Ne kadarsınız, kimsiniz, biz kaç kişiyiz! bilmiyorum sevgili okurlar ama Süper Lig'e bu sene çıkan Eskişehirspor'un sıralamadaki yerinin ne olabileceği hakkındaki tahminlerinizi belirtirseniz makbule geçer hani :)
Bir kış akşamüzeri Kızılay Alışveriş Merkezi'nin Ankara'ya çok güzel bir yerinden bakan bu terasında çekilmiş çay bardaklı bir fotoğraf. Bir fotoğraf ama ardında 10 yılı aşkın geçen bir sürenin özeti. O şehirden ayrılacak olmanın üzüntüsü. Araba satılmış, işten istifa edilmiş, evdeki eşyalar dağıtılıyor. Veda yemeklerine katılıyoruz, yeni bir şehre ve yeni bir maceraya atılmanın planları yapılıyor. Bu fotoğrafı çektikten 1 sene kadar sonra tekrar gittim Ankarama. Çok acı bir hisle anladım ki evin, işin ve hayatının kurulu düzeni artık orada olmayınca Ankara o eski tadı artık vermiyor, ikinci günde yavan geliyor. Şu sokağında gezip şu köşesinde üşümüştüm diye kendini avutmaya çalışıyorsun olmuyor. Sonra ancak Behzat Ç. bölümlerinde gördükçe boğazına birşeyler oturuyor, onu da aşıyorsun ertesi gün çöl sıcağını iliklerine kadar hissedince.

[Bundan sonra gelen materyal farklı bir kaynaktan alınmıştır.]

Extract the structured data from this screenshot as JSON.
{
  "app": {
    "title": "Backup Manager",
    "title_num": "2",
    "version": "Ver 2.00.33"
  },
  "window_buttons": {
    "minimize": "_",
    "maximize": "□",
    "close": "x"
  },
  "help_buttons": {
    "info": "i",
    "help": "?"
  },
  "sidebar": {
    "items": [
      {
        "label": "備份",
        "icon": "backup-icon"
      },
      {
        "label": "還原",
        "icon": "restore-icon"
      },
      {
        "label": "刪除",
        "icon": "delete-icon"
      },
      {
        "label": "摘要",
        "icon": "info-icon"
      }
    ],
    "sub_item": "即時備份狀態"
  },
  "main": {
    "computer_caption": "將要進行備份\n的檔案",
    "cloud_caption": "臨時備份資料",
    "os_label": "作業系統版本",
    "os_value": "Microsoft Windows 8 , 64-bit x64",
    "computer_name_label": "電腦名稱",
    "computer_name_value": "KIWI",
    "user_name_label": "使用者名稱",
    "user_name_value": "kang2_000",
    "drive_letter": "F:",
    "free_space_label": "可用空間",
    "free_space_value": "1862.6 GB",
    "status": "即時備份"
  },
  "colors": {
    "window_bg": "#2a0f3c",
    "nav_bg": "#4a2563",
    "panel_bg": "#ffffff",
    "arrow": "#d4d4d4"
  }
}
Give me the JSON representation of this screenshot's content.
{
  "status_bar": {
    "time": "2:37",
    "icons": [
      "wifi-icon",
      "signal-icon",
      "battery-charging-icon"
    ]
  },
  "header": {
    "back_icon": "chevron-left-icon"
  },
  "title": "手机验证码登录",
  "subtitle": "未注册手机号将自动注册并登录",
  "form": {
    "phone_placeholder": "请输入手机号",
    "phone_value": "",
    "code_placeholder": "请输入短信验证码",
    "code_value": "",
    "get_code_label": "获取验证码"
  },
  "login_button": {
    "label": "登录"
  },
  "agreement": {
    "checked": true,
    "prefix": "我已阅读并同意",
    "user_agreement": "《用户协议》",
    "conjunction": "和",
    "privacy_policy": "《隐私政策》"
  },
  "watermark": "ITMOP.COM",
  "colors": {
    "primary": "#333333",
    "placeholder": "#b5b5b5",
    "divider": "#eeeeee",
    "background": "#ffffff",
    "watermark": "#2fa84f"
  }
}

Kadiy Amca'yı kaybedişimizin üzerine yazmışım en son iki ay önce. Demek ki iki ay içerisinde kişisel tarihime not düşecek önemde hiçbirşey olmamış. Yağız Ege büyümüş, evi taşımışım, sıcak Ankara yazında Esenboğa'ya hapsolmuş bir biçimde geçiriyordum günlerimi. Hiçbir şey yazamayacak kadar boş geçen günlerdi. Ta ki O'nu iki senenin ardından yıkık dökük Karanfil Sokak'ta görene kadar. Nasıl olmuş da 24 maddeye kadar Karanfil Sokak'tan bahsetmemişim hayret zaten. O'nunla hem de herşeyi anlatır gibi yıkık dökük bir Karanfil Sokak'ta sıcak bir Temmuz gününün akşamüstünde görüşmek en son isteyeceğim şeydi. Karanfil Sokak özeti çok güzel geçti. Yıkık ve viran.